When a public speaker or public figure panders to the audience, it creates a wall. Audiences are more sophisticated than ever and can tell when the presenter is performing. The listeners want to connect and the best way to create a connection is to go beyond performance to being authentic. Why don’t more public speakers speak from the heart? Fear. Because the key to authenticity is vulnerability. University Professor and keynote speaker, Brene Brown, says “Because true belonging only happens when we present our authentic, imperfect selves to the world, our sense of belonging can never be greater than our level of self-acceptance.”
I learned this lesson by accident. I was speaking at a women’s lunch meeting about creating presence on the platform. It was my typical content. I rehearsed the night before and was well-prepared. And then I had a real moment. In a moment of spontaneity, I shared a story when I was down and out and trying to make a career change. I told the group that after no success, one night I surrendered and asked God to find me a new job and get me “out of there”.
After the presentation, women came up to me and said they really resonated with that story. They were amazed that I would say the God word. They wanted to know if I would say that in a corporate setting. As prepared and polished as I was, it was that instance of shared vulnerability that resonated with the group.
And it’s not limited to public speaking. Social media is a presentation. Most of the time experts including myself, promote their successes. I would post pictures and videos of awards, events, and meetings with high profile brands.
Then when my sister passed in 2018, I did a facebook live video of the military memorial service. It was for my family and friends on the East Coast so that they could be there virtually. When her tombstone was ready I took a picture of it, once again to show people who couldn’t be there. What surprised me was that these events had the greatest engagement and longest facebook feeds. The comments were a great source of comfort. The posts truly resonated with the audience-friends and strangers, international and local contacts. I was no longer the professional speaker, expert, or author. My expertise didn’t matter but my humanity did.

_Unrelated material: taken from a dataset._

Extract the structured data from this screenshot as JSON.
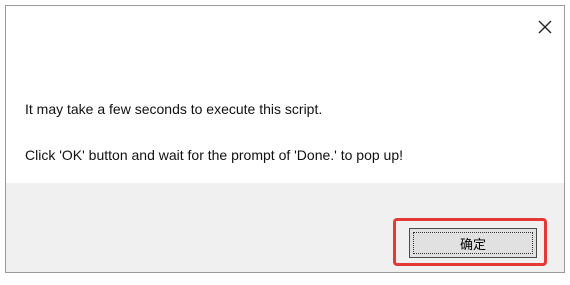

When we hide behind content and performance we create a barrier between ourselves and the audience. Listeners want to connect with the speaker. Being vulnerable is not weakness. It takes great courage to be who we are. That connection happens when we share our experience, insights, failures and successes. Instead of rejection, the audience will embrace you. It’s in the sharing that they see themselves and know it’s okay to be who they are. You are the message. So share your story. Be vulnerable, be authentic, be you.